Je pensais qu’il s’agissait d’une affectation: ces écrivains qui disaient préférer écrire à la main plutôt que sur l’ordinateur, pensez donc!
Et puis à force de devoir moi-même écrire à la main — généralement dans des carnets, avec un stylo, chaque fois (trop rare) que je suis en voyage, ou bien le midi (presque chaque jour) lorsque je tente d’échapper un instant à la pression abrutissante du centre commercial — je me suis mis… Petit à petit, d’abord contraint, puis avec un plaisir de plus en plus net… Eh bien oui: je me suis mis à apprécier l’écriture manuelle…
Oh, certes, j’ai une écriture épouvantable — je doute que grand monde puisse relire mes notes à part moi-même. Mais qu’importe la caligraphie: une des choses que j’apprécie le plus dans l’écriture manuelle c’est la vitesse — une vitesse décriture qui me permet de presque rejoindre la vitesse de ma pensée. La bille du stylo glisse à toute allure sur le papier, les lettres s’étirent, se déforment, s’esquissent à peine, qu’importe: les mots sont là, les phrases coulent, ma nouvelle s’écrit sans les heurts du clavier, sans l’inconfort de la chaise (je peux écrire n’importe où, vautré dans mon fauteuil favori aussi bien que de travers dans un train), sans le blanc scintillement de l’écran. Juste le fil de la pensée & les pauses de la réflexion. Confort. Il y a une sorte de volupté à laisser filer le stylo sur une page de carnet — et je les choisis avec soin, mes carnets! De préférence chez Muji (qui n’a hélas plus de boutique à Lyon, il me faut profiter de mes quelques tours à Londres pour faire des provisions), mais en tout cas esthétiques & maniables. Fétichisme du carnet? Eh! Le dessinateur a bien son carnet de croquis, pourquoi l’écrivain n’aurait-il pas son carnet de notes?
Et ensuite l’étape de la mise au propre sur l’ordi devient, du coup, une autre partie de plaisir, une autre expérience d’écriture — à la fois très simple (il suffit presque de recopier) & très constructive (je redécouvre des passages de mes propres textes avec un peu de recul, je les retravaille « naturellement » en les retapant, des manques se révèlent & des corrections s’imposent).

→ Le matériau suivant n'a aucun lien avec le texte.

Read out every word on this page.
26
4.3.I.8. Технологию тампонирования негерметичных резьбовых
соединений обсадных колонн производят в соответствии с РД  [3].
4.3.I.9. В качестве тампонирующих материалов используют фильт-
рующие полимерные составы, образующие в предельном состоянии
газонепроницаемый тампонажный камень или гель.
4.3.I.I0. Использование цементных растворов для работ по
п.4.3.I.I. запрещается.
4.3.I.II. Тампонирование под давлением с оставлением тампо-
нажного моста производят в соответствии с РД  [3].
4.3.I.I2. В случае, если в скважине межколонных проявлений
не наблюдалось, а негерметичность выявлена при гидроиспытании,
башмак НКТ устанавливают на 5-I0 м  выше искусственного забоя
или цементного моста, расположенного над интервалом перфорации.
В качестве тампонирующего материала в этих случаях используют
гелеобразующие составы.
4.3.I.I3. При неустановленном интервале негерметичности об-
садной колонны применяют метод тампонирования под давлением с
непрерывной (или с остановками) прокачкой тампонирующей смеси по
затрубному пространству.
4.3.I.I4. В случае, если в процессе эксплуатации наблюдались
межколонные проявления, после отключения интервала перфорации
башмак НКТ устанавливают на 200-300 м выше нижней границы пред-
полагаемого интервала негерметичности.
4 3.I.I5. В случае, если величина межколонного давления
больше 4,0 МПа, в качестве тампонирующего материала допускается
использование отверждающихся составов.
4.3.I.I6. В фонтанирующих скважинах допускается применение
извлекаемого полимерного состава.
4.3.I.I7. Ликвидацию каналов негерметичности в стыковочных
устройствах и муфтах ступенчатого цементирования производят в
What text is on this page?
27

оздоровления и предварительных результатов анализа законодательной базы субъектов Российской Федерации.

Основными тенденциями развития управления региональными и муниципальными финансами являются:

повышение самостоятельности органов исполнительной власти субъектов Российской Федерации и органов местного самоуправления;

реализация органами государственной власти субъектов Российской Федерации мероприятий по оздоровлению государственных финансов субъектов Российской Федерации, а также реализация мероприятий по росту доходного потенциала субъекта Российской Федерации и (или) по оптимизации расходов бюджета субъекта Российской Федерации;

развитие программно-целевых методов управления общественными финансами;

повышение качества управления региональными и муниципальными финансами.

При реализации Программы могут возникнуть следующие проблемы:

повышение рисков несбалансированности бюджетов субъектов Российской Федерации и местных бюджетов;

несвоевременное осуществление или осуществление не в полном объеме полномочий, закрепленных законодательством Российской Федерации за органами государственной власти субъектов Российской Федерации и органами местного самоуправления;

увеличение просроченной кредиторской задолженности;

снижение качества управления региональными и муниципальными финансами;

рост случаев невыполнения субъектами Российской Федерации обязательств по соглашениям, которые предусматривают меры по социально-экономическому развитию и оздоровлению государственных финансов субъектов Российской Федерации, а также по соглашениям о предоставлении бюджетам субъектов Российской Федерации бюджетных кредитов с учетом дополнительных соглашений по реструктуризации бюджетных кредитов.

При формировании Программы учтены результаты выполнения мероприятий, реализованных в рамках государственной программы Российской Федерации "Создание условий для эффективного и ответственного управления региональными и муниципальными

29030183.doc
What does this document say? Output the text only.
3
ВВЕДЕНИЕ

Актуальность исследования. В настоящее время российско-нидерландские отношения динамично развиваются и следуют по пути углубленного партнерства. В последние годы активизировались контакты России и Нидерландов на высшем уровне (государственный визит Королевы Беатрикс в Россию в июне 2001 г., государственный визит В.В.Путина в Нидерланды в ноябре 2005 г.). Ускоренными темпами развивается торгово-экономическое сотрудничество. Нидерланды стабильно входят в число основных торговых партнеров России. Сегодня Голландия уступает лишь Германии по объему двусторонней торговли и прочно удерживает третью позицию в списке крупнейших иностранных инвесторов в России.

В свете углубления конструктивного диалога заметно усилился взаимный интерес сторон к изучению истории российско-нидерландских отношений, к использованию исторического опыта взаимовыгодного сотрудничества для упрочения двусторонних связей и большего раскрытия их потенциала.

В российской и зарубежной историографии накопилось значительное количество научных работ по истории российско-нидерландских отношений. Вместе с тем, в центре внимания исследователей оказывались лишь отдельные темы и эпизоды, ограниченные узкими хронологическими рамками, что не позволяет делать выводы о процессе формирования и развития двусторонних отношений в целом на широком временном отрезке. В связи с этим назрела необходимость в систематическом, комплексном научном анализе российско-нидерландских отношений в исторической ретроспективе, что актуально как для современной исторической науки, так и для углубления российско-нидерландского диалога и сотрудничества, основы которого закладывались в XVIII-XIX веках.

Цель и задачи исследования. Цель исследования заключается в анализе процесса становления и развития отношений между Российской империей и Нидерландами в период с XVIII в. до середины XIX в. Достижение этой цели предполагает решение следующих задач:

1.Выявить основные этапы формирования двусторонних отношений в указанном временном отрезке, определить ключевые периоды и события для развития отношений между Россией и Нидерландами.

Autre sensualité, autre fétichisme, celui du texte immaculé se déroulant sur l’écran plat de l’iMac.
Et puis l’exercice hautement jouissif des retouches, des détails, une virgule ici, un mot ici plutôt qu’un autre, une phrase que l’on retourne, une autre que l’on abrège, le minitieux tinkering littéraire — encore une autre forme de plaisir d’écrire. Trois étapes, chacune créative, chacune libératrice & émotive.